A Member of Parliament for Birmingham has warned the city's council may not be able to provide promised funding for the Commonwealth Games in 2022 because of financial difficulties caused by the coronavirus pandemic.
Liam Byrne, one of the city's representatives in the United Kingdom Parliament told the country's Government today that the pandemic had cost the city council £164 million ($205 million/€182 million), as reported by the Birmingham Mail.
"Coronavirus has created a significant risk to the local authority contribution," Byrne said.

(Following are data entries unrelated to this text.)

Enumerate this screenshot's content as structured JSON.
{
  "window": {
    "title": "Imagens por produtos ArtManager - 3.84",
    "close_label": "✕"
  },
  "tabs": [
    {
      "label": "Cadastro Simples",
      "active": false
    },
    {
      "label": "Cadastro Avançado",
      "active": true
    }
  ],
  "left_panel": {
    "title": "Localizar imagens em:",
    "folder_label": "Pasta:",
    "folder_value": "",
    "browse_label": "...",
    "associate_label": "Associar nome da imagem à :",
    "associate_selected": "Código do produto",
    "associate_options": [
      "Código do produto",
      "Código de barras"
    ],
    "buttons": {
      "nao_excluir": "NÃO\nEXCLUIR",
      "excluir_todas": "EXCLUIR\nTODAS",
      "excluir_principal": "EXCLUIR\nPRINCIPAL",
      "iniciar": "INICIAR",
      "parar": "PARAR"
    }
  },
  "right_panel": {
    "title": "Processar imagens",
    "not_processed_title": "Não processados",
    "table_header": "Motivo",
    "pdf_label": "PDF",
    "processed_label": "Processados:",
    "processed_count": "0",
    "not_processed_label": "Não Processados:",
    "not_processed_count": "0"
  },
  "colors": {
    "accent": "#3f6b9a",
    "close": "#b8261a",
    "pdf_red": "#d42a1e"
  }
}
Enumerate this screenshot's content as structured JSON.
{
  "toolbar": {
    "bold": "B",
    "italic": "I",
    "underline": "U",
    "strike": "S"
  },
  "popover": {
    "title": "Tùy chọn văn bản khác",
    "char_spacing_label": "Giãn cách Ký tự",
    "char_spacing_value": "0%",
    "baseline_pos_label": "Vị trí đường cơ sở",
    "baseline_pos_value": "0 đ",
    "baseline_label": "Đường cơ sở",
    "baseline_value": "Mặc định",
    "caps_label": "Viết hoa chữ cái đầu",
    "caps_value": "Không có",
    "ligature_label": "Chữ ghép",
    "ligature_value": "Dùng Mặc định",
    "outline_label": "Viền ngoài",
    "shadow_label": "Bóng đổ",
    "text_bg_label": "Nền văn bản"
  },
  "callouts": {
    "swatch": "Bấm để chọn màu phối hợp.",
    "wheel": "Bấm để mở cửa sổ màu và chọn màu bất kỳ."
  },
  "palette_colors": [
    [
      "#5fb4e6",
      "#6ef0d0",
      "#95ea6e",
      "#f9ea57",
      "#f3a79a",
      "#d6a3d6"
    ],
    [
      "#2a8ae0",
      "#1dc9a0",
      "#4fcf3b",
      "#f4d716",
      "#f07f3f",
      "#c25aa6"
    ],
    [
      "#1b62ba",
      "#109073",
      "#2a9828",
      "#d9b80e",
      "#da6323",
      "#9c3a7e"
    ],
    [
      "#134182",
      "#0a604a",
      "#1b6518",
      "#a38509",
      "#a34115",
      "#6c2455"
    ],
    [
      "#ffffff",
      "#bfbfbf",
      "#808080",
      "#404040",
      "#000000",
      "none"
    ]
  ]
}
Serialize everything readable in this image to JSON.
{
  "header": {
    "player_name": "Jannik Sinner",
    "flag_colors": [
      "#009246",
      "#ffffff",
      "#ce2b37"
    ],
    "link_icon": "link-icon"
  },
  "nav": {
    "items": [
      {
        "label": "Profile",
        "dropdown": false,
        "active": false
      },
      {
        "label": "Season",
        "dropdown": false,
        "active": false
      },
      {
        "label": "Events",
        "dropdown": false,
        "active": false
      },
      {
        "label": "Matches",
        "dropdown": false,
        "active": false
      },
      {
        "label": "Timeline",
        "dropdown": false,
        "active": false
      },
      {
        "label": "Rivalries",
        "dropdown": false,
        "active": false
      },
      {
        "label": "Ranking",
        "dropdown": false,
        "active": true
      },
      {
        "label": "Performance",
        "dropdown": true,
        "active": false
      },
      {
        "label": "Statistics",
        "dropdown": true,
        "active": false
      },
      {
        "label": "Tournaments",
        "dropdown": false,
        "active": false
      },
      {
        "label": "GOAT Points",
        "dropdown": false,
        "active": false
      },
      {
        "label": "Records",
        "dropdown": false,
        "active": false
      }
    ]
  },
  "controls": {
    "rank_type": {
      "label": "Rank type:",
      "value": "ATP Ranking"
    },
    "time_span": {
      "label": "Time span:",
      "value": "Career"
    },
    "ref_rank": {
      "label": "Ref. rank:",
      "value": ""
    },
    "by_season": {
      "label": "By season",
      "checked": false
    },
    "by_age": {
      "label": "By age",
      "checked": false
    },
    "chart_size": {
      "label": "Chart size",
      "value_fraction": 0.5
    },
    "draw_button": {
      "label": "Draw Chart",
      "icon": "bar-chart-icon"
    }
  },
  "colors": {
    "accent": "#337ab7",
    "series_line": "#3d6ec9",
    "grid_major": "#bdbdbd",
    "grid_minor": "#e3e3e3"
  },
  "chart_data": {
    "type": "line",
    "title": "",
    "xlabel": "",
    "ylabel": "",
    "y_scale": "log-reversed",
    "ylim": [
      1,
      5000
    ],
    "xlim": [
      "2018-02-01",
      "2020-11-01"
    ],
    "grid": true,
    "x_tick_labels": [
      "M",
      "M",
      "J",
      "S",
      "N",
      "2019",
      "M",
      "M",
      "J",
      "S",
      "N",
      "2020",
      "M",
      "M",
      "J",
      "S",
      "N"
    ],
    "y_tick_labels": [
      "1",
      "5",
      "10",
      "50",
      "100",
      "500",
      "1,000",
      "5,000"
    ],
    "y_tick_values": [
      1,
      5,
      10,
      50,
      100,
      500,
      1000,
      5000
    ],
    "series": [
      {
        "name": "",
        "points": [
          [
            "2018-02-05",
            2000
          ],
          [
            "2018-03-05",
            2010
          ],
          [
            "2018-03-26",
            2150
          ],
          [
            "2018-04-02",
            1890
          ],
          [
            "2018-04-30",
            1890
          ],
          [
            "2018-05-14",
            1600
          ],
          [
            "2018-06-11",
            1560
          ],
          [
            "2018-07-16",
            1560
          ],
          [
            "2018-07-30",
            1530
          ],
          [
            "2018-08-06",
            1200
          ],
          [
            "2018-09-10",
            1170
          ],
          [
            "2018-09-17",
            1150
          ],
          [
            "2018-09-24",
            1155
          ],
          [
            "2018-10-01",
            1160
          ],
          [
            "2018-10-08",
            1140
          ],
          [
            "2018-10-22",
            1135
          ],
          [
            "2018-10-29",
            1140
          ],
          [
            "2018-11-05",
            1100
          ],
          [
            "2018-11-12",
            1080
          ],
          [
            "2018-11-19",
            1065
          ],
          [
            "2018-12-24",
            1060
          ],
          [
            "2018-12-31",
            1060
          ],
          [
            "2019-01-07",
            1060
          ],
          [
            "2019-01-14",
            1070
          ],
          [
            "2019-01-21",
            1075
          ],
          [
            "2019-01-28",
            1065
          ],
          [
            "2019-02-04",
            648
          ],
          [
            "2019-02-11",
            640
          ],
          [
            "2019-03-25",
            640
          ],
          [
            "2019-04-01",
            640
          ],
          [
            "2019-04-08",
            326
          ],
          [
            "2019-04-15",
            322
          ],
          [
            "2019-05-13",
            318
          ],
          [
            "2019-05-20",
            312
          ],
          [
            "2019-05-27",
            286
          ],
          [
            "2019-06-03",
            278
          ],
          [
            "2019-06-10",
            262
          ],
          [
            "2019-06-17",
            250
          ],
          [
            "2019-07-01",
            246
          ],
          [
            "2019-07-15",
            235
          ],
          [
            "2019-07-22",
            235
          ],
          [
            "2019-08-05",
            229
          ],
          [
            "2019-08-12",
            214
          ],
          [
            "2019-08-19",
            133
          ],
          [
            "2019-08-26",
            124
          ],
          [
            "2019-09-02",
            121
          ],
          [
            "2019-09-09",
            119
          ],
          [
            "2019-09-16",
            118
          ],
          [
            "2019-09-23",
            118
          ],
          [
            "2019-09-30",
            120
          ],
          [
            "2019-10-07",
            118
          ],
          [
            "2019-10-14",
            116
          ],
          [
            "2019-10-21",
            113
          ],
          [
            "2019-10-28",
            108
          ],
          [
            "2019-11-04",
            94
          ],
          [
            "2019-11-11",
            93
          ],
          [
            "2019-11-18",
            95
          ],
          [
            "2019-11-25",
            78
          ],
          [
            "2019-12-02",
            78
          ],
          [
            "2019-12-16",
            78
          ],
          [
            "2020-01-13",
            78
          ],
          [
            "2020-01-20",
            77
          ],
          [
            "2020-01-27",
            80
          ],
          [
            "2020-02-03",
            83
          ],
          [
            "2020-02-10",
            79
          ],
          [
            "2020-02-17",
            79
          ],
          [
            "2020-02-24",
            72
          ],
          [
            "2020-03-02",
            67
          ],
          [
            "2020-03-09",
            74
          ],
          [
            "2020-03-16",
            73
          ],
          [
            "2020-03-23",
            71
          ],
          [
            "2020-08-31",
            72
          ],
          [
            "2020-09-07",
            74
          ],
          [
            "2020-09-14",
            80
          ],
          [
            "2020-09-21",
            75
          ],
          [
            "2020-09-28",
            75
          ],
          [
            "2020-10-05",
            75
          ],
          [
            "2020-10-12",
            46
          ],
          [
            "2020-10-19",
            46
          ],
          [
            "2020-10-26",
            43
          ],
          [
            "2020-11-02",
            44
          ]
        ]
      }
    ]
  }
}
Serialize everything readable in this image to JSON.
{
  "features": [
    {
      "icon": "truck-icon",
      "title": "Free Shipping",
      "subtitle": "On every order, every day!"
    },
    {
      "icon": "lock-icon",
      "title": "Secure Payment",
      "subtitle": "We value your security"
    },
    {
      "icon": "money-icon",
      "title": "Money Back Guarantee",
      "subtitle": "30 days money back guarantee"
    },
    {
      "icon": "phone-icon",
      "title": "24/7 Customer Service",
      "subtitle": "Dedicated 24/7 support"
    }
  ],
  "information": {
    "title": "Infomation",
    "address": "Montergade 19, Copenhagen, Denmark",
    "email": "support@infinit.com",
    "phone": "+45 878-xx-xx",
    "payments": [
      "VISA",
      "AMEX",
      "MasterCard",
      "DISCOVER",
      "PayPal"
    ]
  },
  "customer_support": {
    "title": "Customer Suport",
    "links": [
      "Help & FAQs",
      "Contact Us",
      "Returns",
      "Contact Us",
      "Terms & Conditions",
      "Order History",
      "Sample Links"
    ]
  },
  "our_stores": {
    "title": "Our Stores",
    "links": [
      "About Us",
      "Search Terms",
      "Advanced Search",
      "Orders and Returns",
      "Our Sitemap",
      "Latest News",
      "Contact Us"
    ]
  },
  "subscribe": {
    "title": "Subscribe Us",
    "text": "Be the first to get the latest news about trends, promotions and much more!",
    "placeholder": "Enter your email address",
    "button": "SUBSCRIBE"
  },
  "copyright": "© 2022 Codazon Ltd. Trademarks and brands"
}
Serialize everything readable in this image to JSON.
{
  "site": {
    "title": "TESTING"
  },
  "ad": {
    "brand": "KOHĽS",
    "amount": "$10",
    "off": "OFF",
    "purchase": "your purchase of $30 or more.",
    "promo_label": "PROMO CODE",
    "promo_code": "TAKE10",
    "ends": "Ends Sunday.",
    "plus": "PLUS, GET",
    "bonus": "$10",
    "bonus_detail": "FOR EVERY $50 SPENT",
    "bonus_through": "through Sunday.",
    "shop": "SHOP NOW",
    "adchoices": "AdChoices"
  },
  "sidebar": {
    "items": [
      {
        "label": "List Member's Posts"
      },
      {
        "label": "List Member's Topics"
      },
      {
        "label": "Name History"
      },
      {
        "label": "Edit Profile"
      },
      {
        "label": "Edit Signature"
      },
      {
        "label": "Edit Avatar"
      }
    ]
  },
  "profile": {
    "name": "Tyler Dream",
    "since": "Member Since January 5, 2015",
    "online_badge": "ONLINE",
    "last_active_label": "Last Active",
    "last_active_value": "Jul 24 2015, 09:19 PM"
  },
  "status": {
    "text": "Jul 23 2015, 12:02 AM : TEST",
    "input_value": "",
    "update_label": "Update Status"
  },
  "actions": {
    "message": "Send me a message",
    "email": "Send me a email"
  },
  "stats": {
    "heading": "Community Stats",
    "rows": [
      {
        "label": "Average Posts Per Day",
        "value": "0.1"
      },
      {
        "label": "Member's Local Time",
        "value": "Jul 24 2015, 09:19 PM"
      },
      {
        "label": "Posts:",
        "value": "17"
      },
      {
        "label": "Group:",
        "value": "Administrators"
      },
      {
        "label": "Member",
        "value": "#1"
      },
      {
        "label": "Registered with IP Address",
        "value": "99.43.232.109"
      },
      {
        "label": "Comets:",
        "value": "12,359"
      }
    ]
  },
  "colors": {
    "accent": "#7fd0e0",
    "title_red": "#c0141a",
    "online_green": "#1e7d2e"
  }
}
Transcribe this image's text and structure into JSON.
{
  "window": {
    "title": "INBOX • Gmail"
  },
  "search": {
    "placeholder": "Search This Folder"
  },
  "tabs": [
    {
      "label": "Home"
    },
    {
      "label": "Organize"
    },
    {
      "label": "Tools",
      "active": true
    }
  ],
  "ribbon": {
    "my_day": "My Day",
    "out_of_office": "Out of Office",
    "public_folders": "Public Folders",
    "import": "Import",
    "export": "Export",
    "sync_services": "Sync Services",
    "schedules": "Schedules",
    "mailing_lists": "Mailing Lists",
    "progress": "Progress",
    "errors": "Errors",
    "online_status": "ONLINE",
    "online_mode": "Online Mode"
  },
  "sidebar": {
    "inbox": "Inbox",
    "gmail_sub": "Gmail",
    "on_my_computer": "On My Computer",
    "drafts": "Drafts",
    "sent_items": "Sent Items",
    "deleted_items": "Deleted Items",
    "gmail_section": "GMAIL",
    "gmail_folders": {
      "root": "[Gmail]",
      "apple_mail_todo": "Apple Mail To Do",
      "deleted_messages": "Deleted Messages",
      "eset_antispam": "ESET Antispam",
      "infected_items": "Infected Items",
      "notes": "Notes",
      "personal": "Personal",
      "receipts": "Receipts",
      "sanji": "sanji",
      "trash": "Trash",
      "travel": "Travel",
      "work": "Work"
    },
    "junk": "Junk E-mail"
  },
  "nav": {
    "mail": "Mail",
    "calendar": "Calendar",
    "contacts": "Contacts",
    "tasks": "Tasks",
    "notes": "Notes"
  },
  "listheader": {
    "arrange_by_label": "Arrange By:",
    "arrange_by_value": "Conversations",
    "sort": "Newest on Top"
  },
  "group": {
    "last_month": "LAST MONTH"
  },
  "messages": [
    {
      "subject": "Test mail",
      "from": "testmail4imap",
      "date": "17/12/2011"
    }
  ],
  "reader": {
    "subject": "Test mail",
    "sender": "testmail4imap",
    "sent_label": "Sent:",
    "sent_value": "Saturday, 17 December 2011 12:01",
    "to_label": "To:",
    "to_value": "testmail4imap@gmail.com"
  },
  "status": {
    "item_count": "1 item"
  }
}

"There is now a very dangerous fiscal situation around the Commonwealth Games."
Byrne also backed calls for Birmingham City Council and other authorities in the area to be allowed to impose a £1 ($1.25/€1.11) per night tax on hotel guests, in order to help fund the Games, however the Government has rejected the idea.
The Games, taking place in Birmingham in England, are estimated to cost £778 million ($974 million/€865 million).
Yesterday the Commonwealth Games Federation announced a 24-hour shift in the dates for Birmingham 2022, which will now run from July 28 to August 8 2022.
The majority of the funding for Birmingham 2022 is set to come from the UK Government, with £184 million ($230 million/€204 million) coming from Birmingham City Council and other local bodies.
Birmingham City Council has been pushing for the introduction of a temporary hotel tax, which it believes could raise up to £5 million ($6.2 million/€5.5 million), however the Government rejected the idea, saying it would "undermine" the hospitality sector, which has been badly hit by the lockdown introduced in March as a result of the coronavirus pandemic.
I asked the Government today to change their draft law for the Commonwealth Games - to insist the Organising Committee become an accredited Real Living Wage Employer.— Liam Byrne (@liambyrnemp) June 11, 2020
To their great shame, the Tory ministers refused.
Here’s the case I made... pic.twitter.com/XQnqrifFtu
Culture Minister Nigel Huddleston said: "I cannot see how an additional tax would help.
"It would discourage people from staying overnight in Birmingham during the Games.
"A £1 a night tax would not be the end of it, it would be another pound and another pound."
After Huddleston had spoken against the hotel tax plan, Byrne responded: "If the Minister has got a better way of de-risking what is now a very dangerous fiscal situation around the Commonwealth Games then let's hear it."
The Government also rejected a suggestion by the country's main opposition party, Labour, to amend the Commonwealth Games Bill so that it would require Birmingham and other neighbouring councils to impose charges on hotel rooms and short-term rentals for the duration of the Games.
Calls for laws to ensure the Birmingham 2022 Organising Committee became a recognised living wage employer were also rejected by the Government.
If this had been granted, it would have required organisers to ensure everyone involved with the event in a working capacity was paid a minimum of £9.30 ($11.64/€10.34) each hour.
The Commonwealth Games Bill, discussed today, is set to become law soon.
When this happens it will ensure that Games organisers comply with Government rules on spending, make it an offence for businesses or organisations to give a false impression they are connected to the event if they are not official sponsors, make it an offence to sell unauthorised tickets to events and prevent unauthorised advertising and trading near to Games venues.
The bill is also set to grant the Transport Secretary powers to make temporary changes to local roads, to help spectators, athletes and Games officials to get to the event, while also ensuring the city's residents can get around on their daily business.